Did you hear the one about the two talk show hosts who decided to make a romantic comedy for sixtysomethings, where one of them would also write the screenplay and the songs, and the other would emit curdled Scottish charm? I guess that’s both the joke and the punchline. If you wondered what Kathie Lee Gifford would do after retiring from nearly 35 years on morning television in the U.S., well, this is it. Craig Ferguson retired from U.S. late night television, also not really by choice, a bit longer ago, but he’s game enough to be her partner in crime.
Good thing they are both professional flirters, as without the gregarious personalities they perfected over time, Then Came You really wouldn’t be much at all. It’s still not much, a film so slight it could easily blow away on the banks of the Scottish loch where it’s set, but try as you might, you can’t totally hate a movie starring people born with a talent for being likeable.
It’s also hard to hate a story that you know is extremely personal to one of them. Gifford lost her husband Frank in 2015, and it can’t be a coincidence that her deceased husband in the film has a name starting with the same fricative. Annabelle’s husband Fred died a year earlier, and Annabelle decides to travel the world visiting the locations of her and Fred’s favourite films. Fred will ride along as a passenger, ashes in an empty box of chocolates, a tribute to his own favourite film, Forrest Gump. (And just as Chekhov’s gun seen in the first act has to go off in the third, so must a box of ashes be unwittingly scattered to the wind before the story is over.)

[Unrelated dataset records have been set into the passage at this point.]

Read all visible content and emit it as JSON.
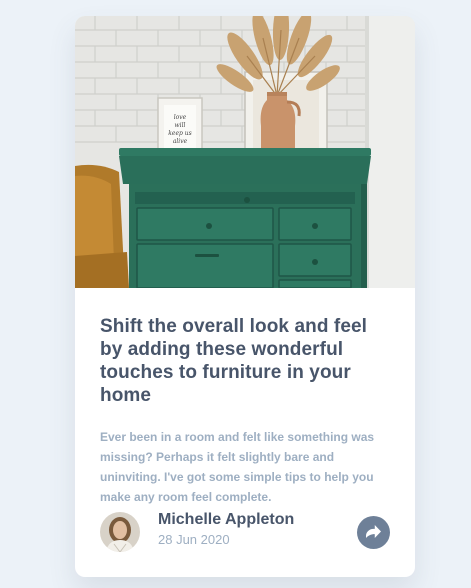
{
  "card": {
    "title": "Shift the overall look and feel by adding these wonderful touches to furniture in your home",
    "description": "Ever been in a room and felt like something was missing? Perhaps it felt slightly bare and uninviting. I've got some simple tips to help you make any room feel complete.",
    "author": {
      "name": "Michelle Appleton",
      "date": "28 Jun 2020"
    },
    "share_icon": "share-arrow-icon"
  },
  "image": {
    "frame_text": [
      "love",
      "will",
      "keep us",
      "alive"
    ]
  },
  "colors": {
    "background": "#ecf2f8",
    "title": "#48556a",
    "muted": "#9eafc2",
    "share_button": "#6e8098",
    "card": "#ffffff"
  }
}
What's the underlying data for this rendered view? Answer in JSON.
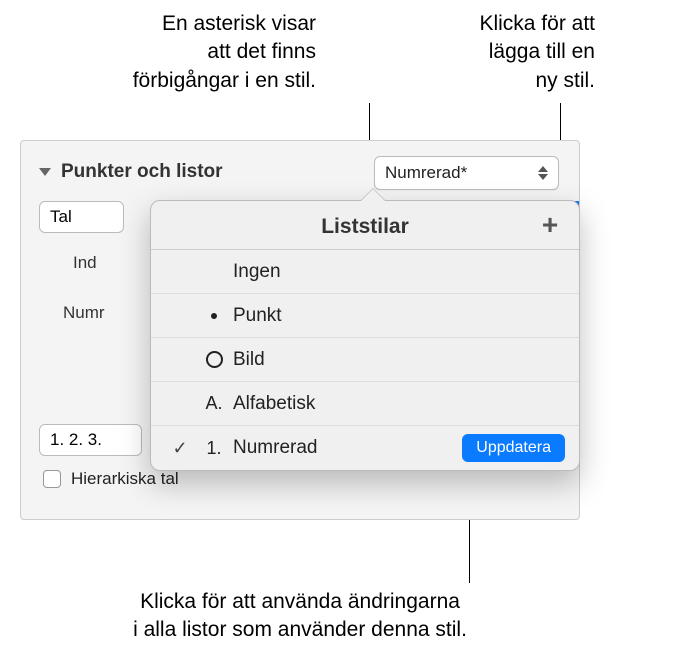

Their first – and, spoiler alert, only – stop is a grand Scottish estate with only a single occupant: Howard (Ferguson), himself a widower, who has advertised his domicile as an inn. It’s hard to imagine that the building could be so immaculately clean, with lawns so neatly manicured, without a dozen staff servicing it, but no, it’s just Howard, a proper lord with a very improper sense of humour. He’s had to reduce his staff by 100% in order to hold on to the place in difficult financial times, though he does at least have an even more ribald and more Scottish best friend, Gavin (Ford Kiernan), to do odd jobs for him.
It’s no mystery, of course, that Howard and Annabelle are destined to be together, and not only because there’s not a single other character on screen for most of the movie. If the estate’s excess foliage has been pruned away, so too has any serious conflict that might stand in their way. We learn halfway through – again, spoiler alert – that Howard is, improbably, scheduled to be married in less than a week’s time. This plot development exists only to give Annabelle a flimsy rival in the person of Elizabeth Hurley, who appears in the middle for about ten minutes only to be almost immediately discarded. Before you even have the chance to say “It’s nice to see Liz Hurley on screen again,” she’s gone. (And after turning her nose up at this absolutely gorgeous estate – don’t forget, villainous characters must hold irrational positions on commonly observable truths – I suppose she deserves to be given the heave ho.)
Adriana Trigiani is the director here, and because she is primarily known as a novelist, it’s not surprising that the requirements of directing a feature film largely escape her. You can see the places where they didn’t get enough coverage, so conversations important to the plot had to be recorded in post and played over b-roll of a car driving through the countryside.
To shift blame for this to anyone but Gifford, though, is probably uncharitable. Her script has some moments where it passably imitates the rhythms and set pieces of a standard romantic comedy, but it also has weird tangents that just don’t make any sense. For example, for no apparent reason, it is abruptly revealed partway through that Howard’s aunt was Fred’s mother, but had to give him up for adoption. (If you’re doing the maths, no, this does not make Annabelle and Howard related, thank goodness.) Why this is in there is anybody’s guess, though the scene of them visiting the wheelchair-bound woman is vaguely moving just because people should visit our wheelchair-bound elderly more often than they do.
This is basically a total vanity project for the now 67-year-old Gifford. We are exposed more times than we can count to her 67-year-old legs, which, fair enough, could be confused for those of a 27-year-old. And though Gifford has also had a career as a singer and songwriter, it seems a bit puzzling that the movie keeps playing a song called “Whiskey and Wine,” a mediocre duet that is supposed to be one of the most well-known songs in the world of this film. Watch the credits long enough and you’ll realise that Gifford also wrote this, as well as a half dozen other songs that play in the film.
Then Came You would be a lot worse, though, if not for Ferguson and Gifford, who does excel as a performer if not as much in the other areas. Gifford has played herself more often in TV and occasionally the movies than she’s played an actual character, so this qualifies as a pleasant surprise. Ferguson, of course, was once a professional actor who won his way on to late night television on the strength of memorable performances in UK comedies 20 years ago. They do generate chemistry, even from some pretty clunky scenarios. And I suppose retirement from their day jobs could be worse; they could be doing — gasp! — nothing at all.
Then Came You opened in Australian cinemas on March 11.